A June 21 news report in Rappler. com by Lian Buan tells of “major corruption cases” crumbling as Ombudsman Conchita Carpio-Morales is left with only one year or less before her retirement.

The serial dismissal of corruption cases started with the SC acquittal of GMA and eight of nine others accused.

The last accused standing, a PCSO official, was expected to turn on GMA but she did not.

‘OK’ commands

But look again at the SC arguments for letting off GMA and the former PCSO officials.

If “OK” is standard approval practice for the release of money, why couldn’t it be part of plunder as the crime requires release of funds by an approving authority? Didn’t the SC consider the various irregulari­ties in the fund release, including GMA’s approval with no supporting papers and the diversion of PCSO prize money for it?

One justice noted that “thieves are likely to hide” ill-gotten money. Another justice said, “The scheme is plain except those who refuse to see.” Only four justices dissented in the SC ruling, a lopsided split.

And no more command responsibi­lity, when the president controls certain bureaucrat­s as tightly as military commanders. The “OK” with accompanyi­ng initials opens doors, removes barriers. From a commander-in-chief, “OK” is the command that enables the crime.

Correction­s

Is the issue academic? Not for future prosecutio­ns of plunderers and other public officials accused of corruption.
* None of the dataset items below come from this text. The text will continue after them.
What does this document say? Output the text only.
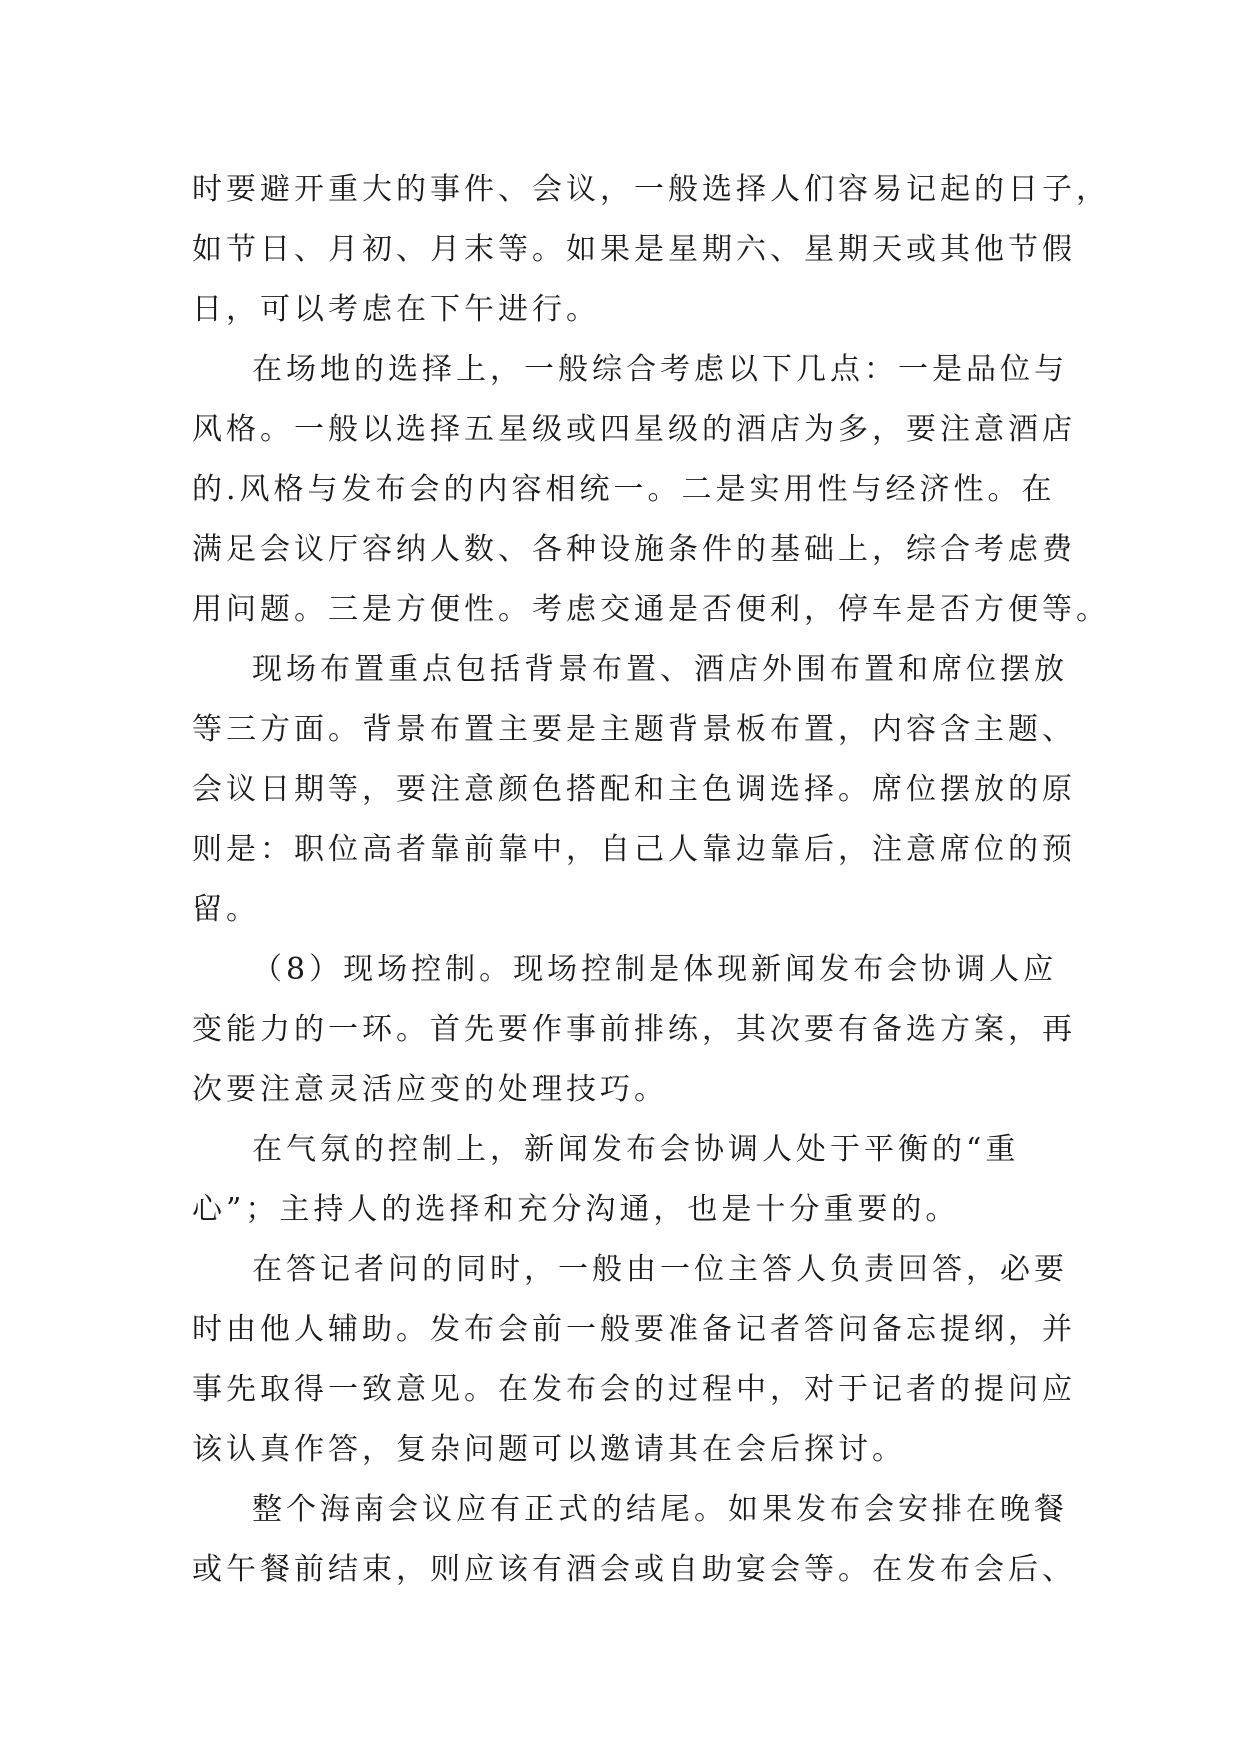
时要避开重大的事件、会议，一般选择人们容易记起的日子，
如节日、月初、月末等。如果是星期六、星期天或其他节假
日，可以考虑在下午进行。
在场地的选择上，一般综合考虑以下几点：一是品位与
风格。一般以选择五星级或四星级的酒店为多，要注意酒店
的.风格与发布会的内容相统一。二是实用性与经济性。在
满足会议厅容纳人数、各种设施条件的基础上，综合考虑费
用问题。三是方便性。考虑交通是否便利，停车是否方便等。
现场布置重点包括背景布置、酒店外围布置和席位摆放
等三方面。背景布置主要是主题背景板布置，内容含主题、
会议日期等，要注意颜色搭配和主色调选择。席位摆放的原
则是：职位高者靠前靠中，自己人靠边靠后，注意席位的预
留。
（8）现场控制。现场控制是体现新闻发布会协调人应
变能力的一环。首先要作事前排练，其次要有备选方案，再
次要注意灵活应变的处理技巧。
在气氛的控制上，新闻发布会协调人处于平衡的“重
心”；主持人的选择和充分沟通，也是十分重要的。
在答记者问的同时，一般由一位主答人负责回答，必要
时由他人辅助。发布会前一般要准备记者答问备忘提纲，并
事先取得一致意见。在发布会的过程中，对于记者的提问应
该认真作答，复杂问题可以邀请其在会后探讨。
整个海南会议应有正式的结尾。如果发布会安排在晚餐
或午餐前结束，则应该有酒会或自助宴会等。在发布会后、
The SC needs to revisit doctrines exploited by the accused. Currently it’s the “inordinate delay” theory. With the ombudsman’s limited personnel against the battalion of private lawyers, how can “inordinate delay” be anything but an unfair device for helping the corrupt evade prosecutio­n? “Inordinate delay” is as grossly abused as the infamous Aguinaldo doctrine was.

Congress must make the correction­s in the plunder law to make it tougher for the thieves to get away. Plug loopholes in defining the law so that justices won’t bring in their own ideas about what plunder is. It can be more specific and yet still be fair.

That, or we’d see more corrupt public officials walk. And the next ombudsman would be as helpless as Carpio-Morales.